Son jeu a un impact considérable et il devient All-Star lors sa saison de rookie. Avec une moyenne de 16.6 points, 12.3 rebonds et 3 contres par match, le Congolais s’impose comme la pierre angulaire de son équipe et comme un des meilleurs défenseurs de la ligue.
La « Mutombo mania » débute. La personnalité de Dikembe est très vite utilisée par les publicitaires, comme dans ce spot où il parle toutes les langues qu’il maîtrise. Le département marketing d’Adidas va s’inspirer de son style de jeu rugueux, de son intimidation, et de sa domination aux rebonds et aux contres pour concevoir un modèle basket-ball adapté aux phases défensives du jeu. Pour cela, la marque va puiser cet ADN au Congo en Afrique, là où tout a commencé… Assez rapidement quelques grandes lignes émergent d’un brain storming intense, la signature shoes de Dikembe Mutombo devra avoir un design unique, attirer l’attention de tous, tout en rendant hommage à ses racines africaines. Néanmoins Adidas ne souhaite pas engager des sommes faramineuses dans la création de ce nouveau modèle. Technologiquement Adidas fait du recyclage, s’inspirant fortement de la Adidas Streetball 1 de 1992. La semelle extérieure est en caoutchouc dur, la semelle intermédiaire est elle aussi montée sur ce même matériau. Cela lui confère une allure indestructible, très orientée playground. Mais la Motumbo dénote surtout par son style d’inspiration très africaine. Très graphique, elle est noire et blanche rehaussée de rouge et de jaune, et d’ une pointe de vert sur sa languette. Elle tranche par des combinaisons hors du commun de couleurs et de matières. Elle arbore des motifs rappelant les tissus wax africains sur son empeigne. La languette très proéminente, met en valeur un imposant logo en caoutchouc qui reprend le « M » de Motumbo rappelant un bouclier Massaï et ses lances. Le numéro de Motumbo, le 55, rappelle également par son style deux boucliers tribaux. Logo qui fut d’ailleurs designé par Peter Moore, qui pour l’anecdote avait déjà conçu le logo original Jordan wings ainsi que le célèbre Jumpman.
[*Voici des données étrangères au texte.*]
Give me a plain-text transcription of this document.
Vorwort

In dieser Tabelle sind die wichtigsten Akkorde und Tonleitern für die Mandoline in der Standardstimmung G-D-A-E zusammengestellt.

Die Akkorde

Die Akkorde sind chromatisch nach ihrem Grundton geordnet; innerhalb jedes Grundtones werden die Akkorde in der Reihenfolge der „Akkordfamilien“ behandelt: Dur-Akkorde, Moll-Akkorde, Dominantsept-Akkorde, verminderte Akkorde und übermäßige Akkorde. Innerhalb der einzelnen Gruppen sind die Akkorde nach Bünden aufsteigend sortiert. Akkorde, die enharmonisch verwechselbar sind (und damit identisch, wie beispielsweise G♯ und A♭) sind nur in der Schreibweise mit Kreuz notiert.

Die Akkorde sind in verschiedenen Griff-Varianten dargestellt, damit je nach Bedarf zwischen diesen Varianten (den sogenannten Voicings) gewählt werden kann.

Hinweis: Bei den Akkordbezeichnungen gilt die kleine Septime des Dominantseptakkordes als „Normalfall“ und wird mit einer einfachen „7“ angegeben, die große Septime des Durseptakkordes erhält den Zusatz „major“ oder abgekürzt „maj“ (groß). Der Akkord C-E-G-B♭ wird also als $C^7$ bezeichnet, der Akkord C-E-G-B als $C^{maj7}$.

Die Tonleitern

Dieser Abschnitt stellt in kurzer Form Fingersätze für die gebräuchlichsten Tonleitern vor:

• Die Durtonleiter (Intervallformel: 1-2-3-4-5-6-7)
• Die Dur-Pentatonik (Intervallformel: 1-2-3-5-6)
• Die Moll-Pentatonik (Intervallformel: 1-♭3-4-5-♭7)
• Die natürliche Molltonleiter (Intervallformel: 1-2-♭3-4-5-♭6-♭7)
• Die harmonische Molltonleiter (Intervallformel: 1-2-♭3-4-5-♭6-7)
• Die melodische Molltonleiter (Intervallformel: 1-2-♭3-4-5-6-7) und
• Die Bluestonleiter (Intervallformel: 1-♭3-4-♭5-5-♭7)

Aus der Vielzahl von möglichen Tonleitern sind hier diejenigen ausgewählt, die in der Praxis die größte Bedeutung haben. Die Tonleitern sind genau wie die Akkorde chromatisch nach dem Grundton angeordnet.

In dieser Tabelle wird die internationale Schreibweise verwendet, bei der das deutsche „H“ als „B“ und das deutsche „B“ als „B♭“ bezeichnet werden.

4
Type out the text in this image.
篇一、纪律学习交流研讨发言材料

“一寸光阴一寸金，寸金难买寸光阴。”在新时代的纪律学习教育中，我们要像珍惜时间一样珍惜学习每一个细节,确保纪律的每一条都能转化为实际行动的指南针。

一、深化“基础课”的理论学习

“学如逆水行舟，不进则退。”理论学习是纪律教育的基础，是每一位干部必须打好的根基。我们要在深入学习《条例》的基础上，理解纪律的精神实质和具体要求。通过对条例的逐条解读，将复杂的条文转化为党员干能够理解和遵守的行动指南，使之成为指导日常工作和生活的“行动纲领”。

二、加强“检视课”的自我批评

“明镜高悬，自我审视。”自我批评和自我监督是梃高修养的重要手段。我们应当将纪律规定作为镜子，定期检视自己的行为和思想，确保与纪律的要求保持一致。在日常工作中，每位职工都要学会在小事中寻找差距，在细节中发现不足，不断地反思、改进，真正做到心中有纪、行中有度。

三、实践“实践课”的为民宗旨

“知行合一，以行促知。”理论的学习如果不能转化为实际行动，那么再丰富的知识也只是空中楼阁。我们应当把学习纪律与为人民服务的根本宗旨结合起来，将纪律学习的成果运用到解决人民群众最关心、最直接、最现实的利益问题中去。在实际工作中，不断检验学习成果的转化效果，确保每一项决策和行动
Evoquant l’art et la tradition africaine, la paire inspire la douceur et la générosité par la rondeur de ses empiècements, mais aussi la force et l’agressivité dans sa symbolique guerrière et l’emploi de la couleur rouge sur l’empeigne et la semelle intermédiaire.
Adidas est allé chercher un joueur né en Afrique. La paire symbolise à la perfection ce pont entre l’héritage africain et les Etats-Unis des années 90. Motumbo déclara d’ailleurs à la fin du premier match où il a eu aux pieds : « Je pense avoir passé plus de temps à regarder mes pieds qu’à jouer ».
Mais le vent de l’Afrique ne souffle pas que sur la paire de Motumbo… A la même époque, la Air Jordan VII est elle aussi inspirée d’un tableau tribal africain, et la ligne de vêtements Jordan VII pour les JO de Barcelone en 1992 s’inspire également des tissus wax.
Les playgrounds deviennent également un lieu d’expression de ce retour aux sources, on y voit de nombreux joueurs afro américains arborer des tee shirt véhiculant des slogans sociaux, raciaux et politiques associés à des short ou jogging bariolés en hommage au continent Africain. A ce titre la ligne de vêtement qui accompagnera de la Adidas Motumbo sera en total adéquation avec le style de la chaussure.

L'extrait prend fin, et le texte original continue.